Just in case, make sure you have the white (bright white) side of the paper downwards in the printer. If you print with the paper in the wrong way, it will still work, but all will be faded.


----------



## navystitcher (Oct 19, 2009)

So I have a Ricoh SG3110 DN i just bought and when I downloaded the power driver it won't work. Come to find out the driver doesn't work with Windows 7 Home Premium version I have to have professional. Well that is great but you can't get that anymore only 8 and 8 isn't supported either. Ugh Guess I have a 10lb paperweight until something changes...


----------



## brydges (Oct 26, 2012)

Hey,

Yes we have just bought a setup today from Marvell Press. Visi sub inks and the same printer. 

The install went smooth apart from setting the paper size, that was a night mare. 

We have tried printing with the Power driver but some colours such as blue and red are way off. But blacks are a lighter colour not solid. We got supplied a visi sub disk but they provided us with the old one and it does not have the ICC profile for this printer.

Is it possible some one could send me the ICC as Marvell press is closed until Monday


----------



## navystitcher (Oct 19, 2009)

Are you not using sawgrass ink?


----------



## brydges (Oct 26, 2012)

We are using Visi-Sub which is sawgrass licensed but we only have the power driver. Visi-Sub supplied us with a CD it has every profile on for Epson's and 3 Ricoh printers but not 1 for the Ricoh SG3110 DN


----------



## navystitcher (Oct 19, 2009)

I downloaded the powerdriver on the sawgrass website but it doesn't support window 7 home premium


----------



## brydges (Oct 26, 2012)

navystitcher said:


> I downloaded the powerdriver on the sawgrass website but it doesn't support window 7 home premium



It should support it? Strange why it wouldn't. Did Visi-Sub not supply you with an ICC CD with all the profiles and instructions


----------



## pisquee (Jan 8, 2012)

VisiSub is rebranded Sawgrass ink, rather than another manufacturer licensed to make thier own inks.


----------



## brydges (Oct 26, 2012)

pisquee said:


> VisiSub is rebranded Sawgrass ink, rather than another manufacturer licensed to make thier own inks.


When i spoke to Marvell Press i was told this is their own formula and licensed by sawgrass. Which i believe to be true because my colours or off. My epson produced better colours

This is why i want the ICC profile

Cheers
Chris


----------



## shawngotti (Jul 28, 2012)

Hey guys, 
Does anyone know how I can get the ICC profile? I'm using the power driver with Windows 7 Home Premium, and it seems like it leaves much to be desired in terms of color saturation. I'm using sawgrass inks, and I purchased everything via Amazon, so no ICC cd was provided to me.


----------



## mgparrish (Jul 9, 2005)

shawngotti said:


> Hey guys,
> Does anyone know how I can get the ICC profile? I'm using the power driver with Windows 7 Home Premium, and it seems like it leaves much to be desired in terms of color saturation. I'm using sawgrass inks, and I purchased everything via Amazon, so no ICC cd was provided to me.
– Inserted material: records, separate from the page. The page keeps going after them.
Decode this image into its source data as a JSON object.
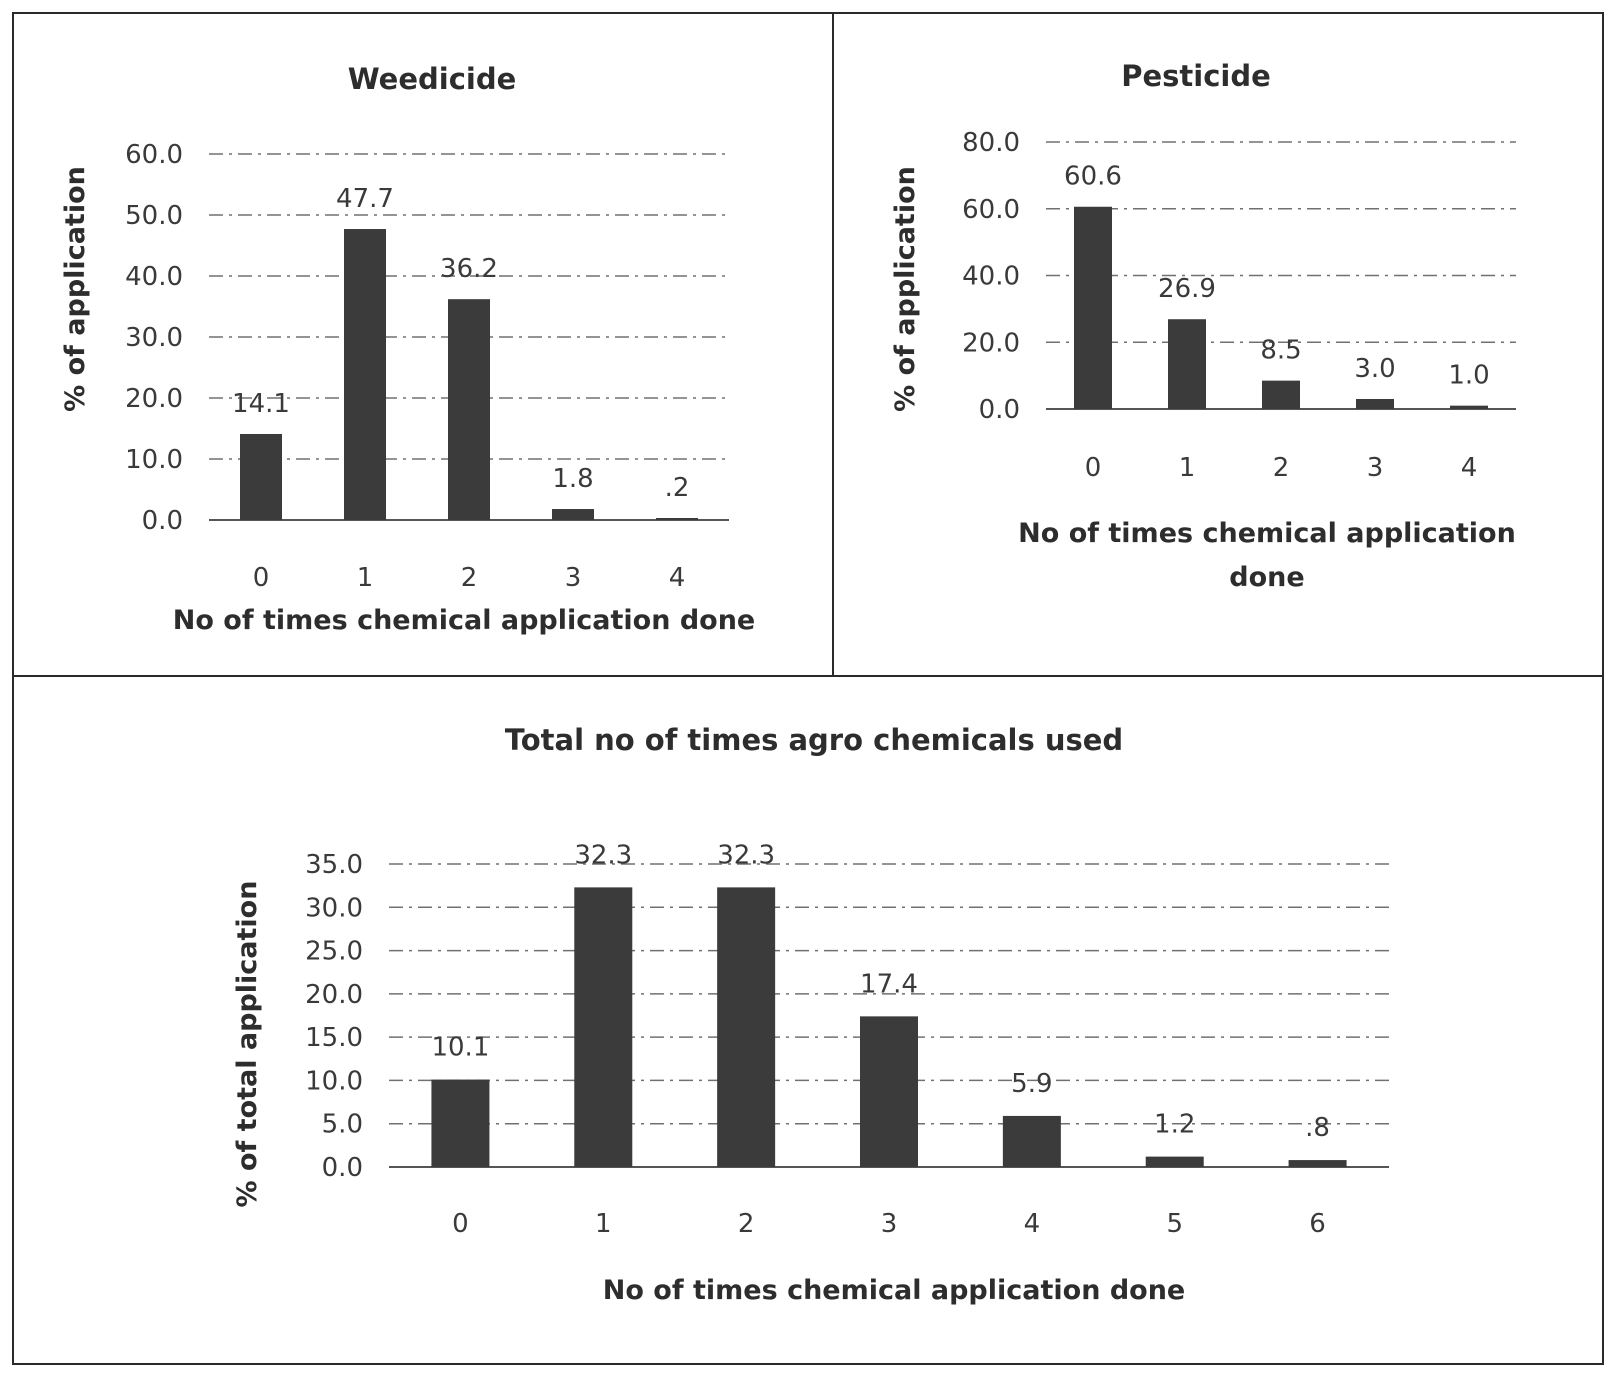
{
  "chart_data": [
    {
      "type": "bar",
      "title": "Weedicide",
      "xlabel": "No of times chemical application done",
      "ylabel": "% of application",
      "categories": [
        "0",
        "1",
        "2",
        "3",
        "4"
      ],
      "values": [
        14.1,
        47.7,
        36.2,
        1.8,
        0.2
      ],
      "data_labels": [
        "14.1",
        "47.7",
        "36.2",
        "1.8",
        ".2"
      ],
      "yticks": [
        "0.0",
        "10.0",
        "20.0",
        "30.0",
        "40.0",
        "50.0",
        "60.0"
      ],
      "ylim": [
        0,
        60
      ],
      "grid": true,
      "bar_color": "#3b3b3b"
    },
    {
      "type": "bar",
      "title": "Pesticide",
      "xlabel": "No of times chemical application done",
      "ylabel": "% of application",
      "categories": [
        "0",
        "1",
        "2",
        "3",
        "4"
      ],
      "values": [
        60.6,
        26.9,
        8.5,
        3.0,
        1.0
      ],
      "data_labels": [
        "60.6",
        "26.9",
        "8.5",
        "3.0",
        "1.0"
      ],
      "yticks": [
        "0.0",
        "20.0",
        "40.0",
        "60.0",
        "80.0"
      ],
      "ylim": [
        0,
        80
      ],
      "grid": true,
      "bar_color": "#3b3b3b"
    },
    {
      "type": "bar",
      "title": "Total no of times agro chemicals used",
      "xlabel": "No of times chemical application done",
      "ylabel": "% of total application",
      "categories": [
        "0",
        "1",
        "2",
        "3",
        "4",
        "5",
        "6"
      ],
      "values": [
        10.1,
        32.3,
        32.3,
        17.4,
        5.9,
        1.2,
        0.8
      ],
      "data_labels": [
        "10.1",
        "32.3",
        "32.3",
        "17.4",
        "5.9",
        "1.2",
        ".8"
      ],
      "yticks": [
        "0.0",
        "5.0",
        "10.0",
        "15.0",
        "20.0",
        "25.0",
        "30.0",
        "35.0"
      ],
      "ylim": [
        0,
        35
      ],
      "grid": true,
      "bar_color": "#3b3b3b"
    }
  ]
}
Power driver has the color management built in. There should be nothing optional or added on. It's designed for the printer and inks it is designed for.

Unless the context of your "Power Driver" is not the same as mine. 

Power Driver is a software utility made by Sawgrass for printers using their ink formulation.

Unless you are confusing "Power Driver" with "Printer Driver".

"Power Driver" is a printer driver ... but a printer driver is not necessarily "Power Driver".


----------